Sehr geehrte Damen und Herren,
liebe Freunde der Kirchenmusik,
unser heutiges Musikstück ist „Gaspard de la nuit“ von Maurice Ravel - Klavierstücke, die extrem virtuos und rätselhaft zugleich sind. Schon der Titel ist kaum zu übersetzen, er bedeutet etwa „Schatzhüter der Nacht“. Ein Schatz des Repertoires ist diese 1908 komponierte Musik allemal.
„Höre! Höre! Mein Vater schlägt das spritzende Wasser mit einem jungen Erlenzweig, und meine Schwestern liebkosen die kühlen Inseln der Gräser, Seerosen und Gladiolen mit ihren schäumenden Armen oder sie lachen über die morsche und bärtige, angelnde Weide.“ Worte wie Pfauenfedern - leicht, anmutig, voller Poesie. Zu Papier gebracht 1836 von Louis-Jacques-Napoléon, genannt Aloysius Bertrand, in jenem Buch, dem er den hermetischen Titel „Gaspard de la nuit“ gab. Maurice Ravel diente es als Inspiration für sein wohl bedeutendstes Klavierwerk.
Er bestand darauf, dass man Bertrands Versprosa jeweils als Vorwort zu den Noten der drei Solostücke abdruckte – vermutlich, um das enigmatische Werk verständlicher zu machen, auch wirkungsmächtiger. Der französische Komponist war auf den romantischen Stoff durch seinen Freund und Mitschüler am Pariser Konservatorium, Ricardo Viñes, gekommen; er besaß ein Exemplar der „Fantasien in Rembrandts und Callots Manier“ - so der vieldeutige Untertitel der Gedichtsammlung.

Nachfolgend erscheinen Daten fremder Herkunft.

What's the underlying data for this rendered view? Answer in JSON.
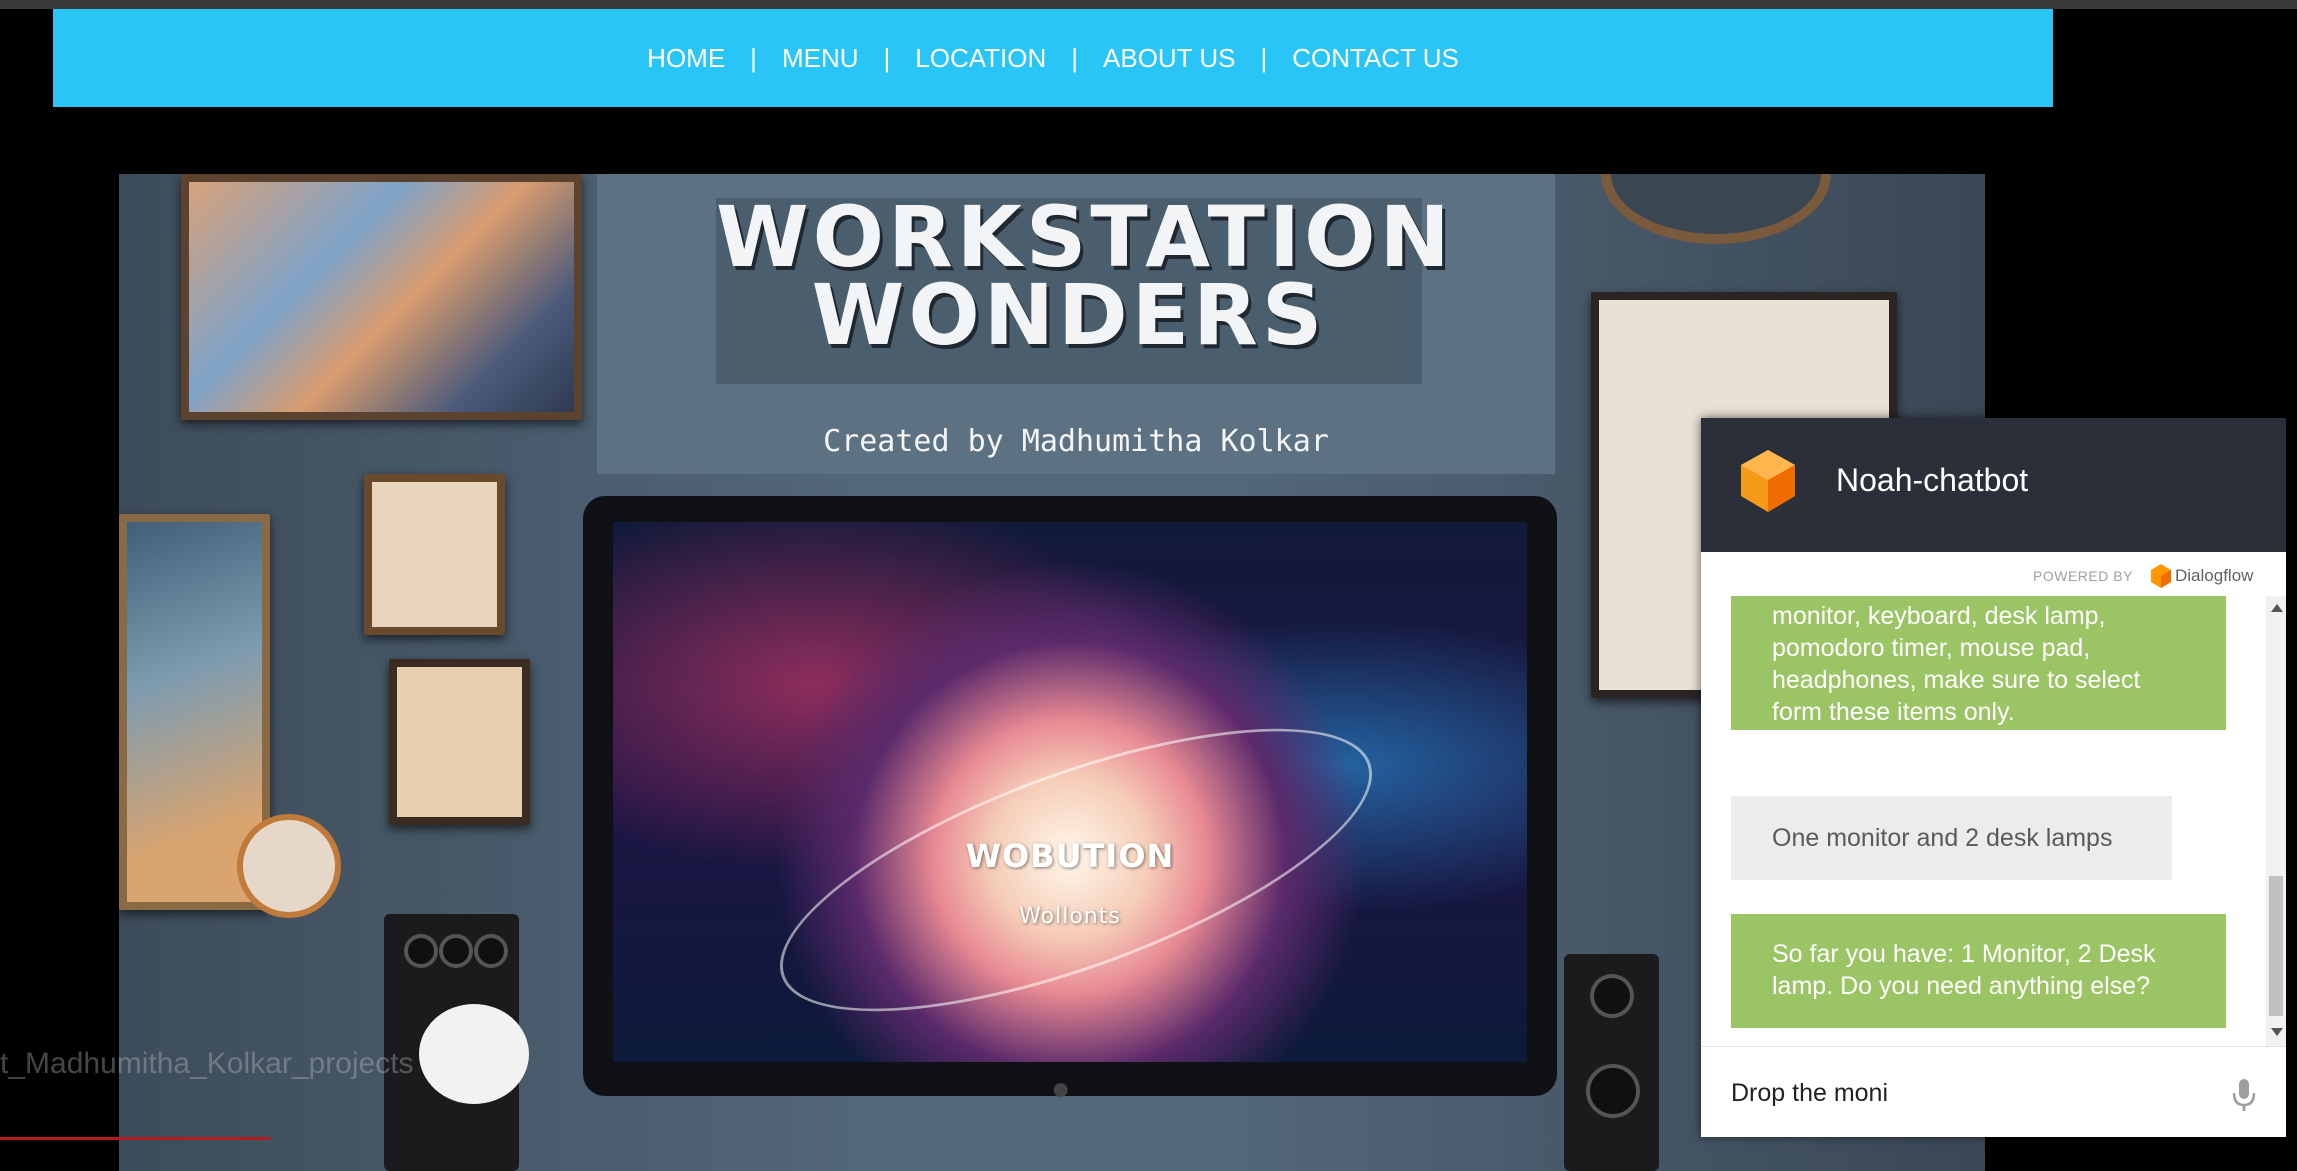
{
  "nav": {
    "items": [
      "HOME",
      "MENU",
      "LOCATION",
      "ABOUT US",
      "CONTACT US"
    ],
    "separator": "|"
  },
  "hero": {
    "title": "WORKSTATION\nWONDERS",
    "credit": "Created by Madhumitha Kolkar",
    "screen_title": "WOBUTION",
    "screen_subtitle": "Wollonts"
  },
  "watermark": "t_Madhumitha_Kolkar_projects",
  "chatbot": {
    "title": "Noah-chatbot",
    "powered_by": "POWERED BY",
    "provider": "Dialogflow",
    "messages": [
      {
        "from": "bot",
        "text": "monitor, keyboard, desk lamp, pomodoro timer, mouse pad, headphones, make sure to select form these items only."
      },
      {
        "from": "user",
        "text": "One monitor and 2 desk lamps"
      },
      {
        "from": "bot",
        "text": "So far you have: 1 Monitor, 2 Desk lamp. Do you need anything else?"
      }
    ],
    "input_value": "Drop the moni"
  },
  "colors": {
    "nav_bg": "#29c5f6",
    "chat_header_bg": "#2b2f3a",
    "bot_bubble": "#9bc465",
    "user_bubble": "#ececec",
    "dialogflow_orange": "#ff9800"
  },
  "icons": {
    "chat_logo": "dialogflow-cube-icon",
    "mic": "microphone-icon",
    "apple": "apple-logo-icon"
  }
}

Beide, Ravel wie Viñes, gehörten bis 1914 dem Künstlerzirkel der „Apachen“ an, für den Ravel seine an Impressionen reichen Klavierwerke „Jeux d'eau“, „Miroirs“ und eben auch „Gaspard de la nuit“ komponierte. Letzterer war übrigens eine äußerst schwere Geburt: Das Werk, so rauschhaft es auch anmutet, entstand in einem monatelangen Ringen mit dem Sujet. Beleg ist ein Brief Ravels an die polnische Freundin Ida Godebska vom Juli 1908, in dem sein Verfasser nicht auf den für ihn so typischen Sarkasmus verzichten mag: „Nachdem er doch allzu lange im Mutterleib war, kommt "Gaspard de la nuit" jetzt endlich ans Tageslicht. Es hat teuflisch lange gedauert, aber da die Gedichte vom Teufel sind, ist das nur logisch.“
Die glitzernden, geschmeidigen Tonkaskaden im Bildnis der Nixe "Ondine", sie entwickeln und übertreffen die viel bewunderten Wasserkünste der "Jeux d'eau" (1901). "Le gibet", der Galgen, das langsame Mittelstück, beschwört eine grausige Szene: Eine sinkende Sonne bescheint die im Abendwind pendelnden Gebeine eines Gehenkten vor den Mauern einer mittelalterlichen Stadt, während in der Ferne die ganze Zeit über die Armesünderglocke läutet. Ravel erfasste meisterlich jene makabren, verdüsterten Stimmungen, die einem Debussy wie überhaupt der französischen Schule nicht besonders lagen. Den pianistischen Höhepunkt bietet "Scarbo", das Porträt eines bösartigen Poltergeists, mit dem Ravel ein Werk schaffen wollte, das schwieriger war als Balakirews "Islamey", das damals als virtuoses Nonplusultra galt.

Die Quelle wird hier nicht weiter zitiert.